In a sweeping indictment stemming from the structural failure of the Medigadda Barrage, the Telangana Vigilance Commission has recommended criminal, pension, and departmental proceedings against 57 officials from the Irrigation and CAD Department, along with recovery action against the contractor L&T-PES (JV).

The recommendations span serving, retired, and even entry-level engineers, with the Commission placing responsibility for the collapse of Block No: 7 on systemic negligence and violations of engineering norms.

The report submitted on March 18, 2025, was released just before KCR was supposed to appear before the Kaleshwaram probe panel.

While criminal action under the IPC, Prevention of Corruption Act and Dam Safety Act has been sought against 17 officials and the contractor, the Commission also directed major penalty proceedings under the Telangana Civil Services (CC&A) Rules, 1991, against 33 officials.

They are Bhupathi Raju Nagendra Rao, V. Phanibhushan Sharma, S. Venkata Ramana Reddy, Ch. Thirupathi Rao, Sardar Omkar Singh, SL Bheema Raju and Ajmeera Suresh Kumar, who served in key posts in the Mahadevpur, Ramagundam and Ambatpally divisions of the Kaleshwaram Project.

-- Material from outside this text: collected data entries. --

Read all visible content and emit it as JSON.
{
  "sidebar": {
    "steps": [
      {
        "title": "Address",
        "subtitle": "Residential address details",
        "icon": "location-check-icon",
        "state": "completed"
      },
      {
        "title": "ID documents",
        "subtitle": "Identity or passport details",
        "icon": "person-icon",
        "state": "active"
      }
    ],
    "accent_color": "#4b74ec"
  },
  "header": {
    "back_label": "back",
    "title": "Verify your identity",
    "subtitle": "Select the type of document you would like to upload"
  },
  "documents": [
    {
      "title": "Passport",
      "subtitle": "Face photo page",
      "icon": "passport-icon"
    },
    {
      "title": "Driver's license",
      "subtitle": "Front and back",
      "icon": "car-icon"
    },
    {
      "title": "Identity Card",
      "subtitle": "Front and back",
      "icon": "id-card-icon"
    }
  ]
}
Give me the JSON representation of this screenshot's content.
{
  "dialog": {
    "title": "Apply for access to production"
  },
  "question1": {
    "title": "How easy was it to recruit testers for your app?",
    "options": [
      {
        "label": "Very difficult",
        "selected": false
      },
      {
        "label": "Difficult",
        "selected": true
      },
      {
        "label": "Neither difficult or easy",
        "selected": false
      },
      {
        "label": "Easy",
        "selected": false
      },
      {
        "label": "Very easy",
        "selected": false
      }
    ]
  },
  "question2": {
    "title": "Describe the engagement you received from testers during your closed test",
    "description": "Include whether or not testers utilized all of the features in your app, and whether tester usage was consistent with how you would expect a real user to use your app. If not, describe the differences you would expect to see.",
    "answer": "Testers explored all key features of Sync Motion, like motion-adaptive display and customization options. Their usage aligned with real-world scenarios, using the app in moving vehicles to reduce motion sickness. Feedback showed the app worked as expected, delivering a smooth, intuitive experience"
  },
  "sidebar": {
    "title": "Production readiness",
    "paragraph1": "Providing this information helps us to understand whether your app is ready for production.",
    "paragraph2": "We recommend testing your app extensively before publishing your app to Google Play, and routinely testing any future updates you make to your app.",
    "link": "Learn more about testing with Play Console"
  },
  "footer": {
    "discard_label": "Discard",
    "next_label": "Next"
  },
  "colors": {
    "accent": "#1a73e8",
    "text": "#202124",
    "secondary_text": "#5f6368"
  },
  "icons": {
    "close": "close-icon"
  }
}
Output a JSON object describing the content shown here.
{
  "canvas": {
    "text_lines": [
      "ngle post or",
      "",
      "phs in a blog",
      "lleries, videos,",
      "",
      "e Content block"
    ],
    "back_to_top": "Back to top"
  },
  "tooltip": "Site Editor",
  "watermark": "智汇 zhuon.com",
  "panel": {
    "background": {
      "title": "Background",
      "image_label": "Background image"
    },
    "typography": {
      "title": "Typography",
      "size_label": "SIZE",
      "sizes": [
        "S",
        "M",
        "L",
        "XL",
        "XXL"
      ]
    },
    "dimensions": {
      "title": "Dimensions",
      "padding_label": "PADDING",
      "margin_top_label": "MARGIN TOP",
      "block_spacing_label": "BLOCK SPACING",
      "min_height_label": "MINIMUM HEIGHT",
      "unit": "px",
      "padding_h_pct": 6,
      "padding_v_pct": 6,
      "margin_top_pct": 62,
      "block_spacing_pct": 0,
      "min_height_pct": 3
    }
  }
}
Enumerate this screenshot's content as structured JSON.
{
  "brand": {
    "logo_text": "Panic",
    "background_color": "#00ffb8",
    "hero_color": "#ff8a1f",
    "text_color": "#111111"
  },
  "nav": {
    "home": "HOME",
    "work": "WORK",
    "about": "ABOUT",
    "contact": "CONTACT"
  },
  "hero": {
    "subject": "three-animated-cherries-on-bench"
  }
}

Pension-related disciplinary action was recommended against seven retired engineers under Rule 54 of the Telangana Revised Pension Rules, 1980.

They are former Engineer-in-Chief Cheeti Muralidhar, former Kaleshwaram Engineer-in-Chief N. Venkateshwarlu, Gajjela Hari Hara Chary, B. Venkateshwarlu, and A. Narender Reddy.

The report noted these officials’ continued involvement in project decisions even post-retirement, justifying retrospective action.

The Vigilance Commission stressed that even two Finance Department officials, designated as Drawing and Disbursing Officers, should be brought under disciplinary proceedings, subject to the concurrence of the Finance Department.

The Commission did not spare the top brass. It called for “action deemed fit” against the Principal Secretaries of I & CAD and Finance Departments for “blindly approving” the redesign of the barrage from 2015 till its collapse in October 2023, without examining its technical and financial implications.

The Commission also flagged severe procedural failures, such as untrained Assistant Executive Engineers (AEEs) being posted at major works, improper recording of measurements in MBs, and unchecked deployment of construction machinery. It criticised officials for relying on contractor-led construction methods without scrutiny. Many MBs had overwriting, unverified measurements, and code violations, the report said.

On the contractor front, L&T-PES (JV) was held responsible for the poor execution of secant piles and misrepresenting work completion under RE-1 and RE-II agreements.

The Commission advised cost recovery and legal action for this misrepresentation, stating that “they claimed completion certificates despite pending works.”

As for structural reforms, the Commission advised standardisation of O&M agreements, mandatory third-party model studies, strict enforcement of PWD D-Code, and a clear definition of engineer responsibilities to avoid blame shifting.

It also urged a review of lump sum contracts and reinforcement of clauses pertaining to contractor accountability in quality failures.

The report ends with instructions to the I & CAD Department to submit a compliance report on actions taken and warns that the actions taken must be as per the precedents set by the Supreme Court in allowing parallel criminal and disciplinary action.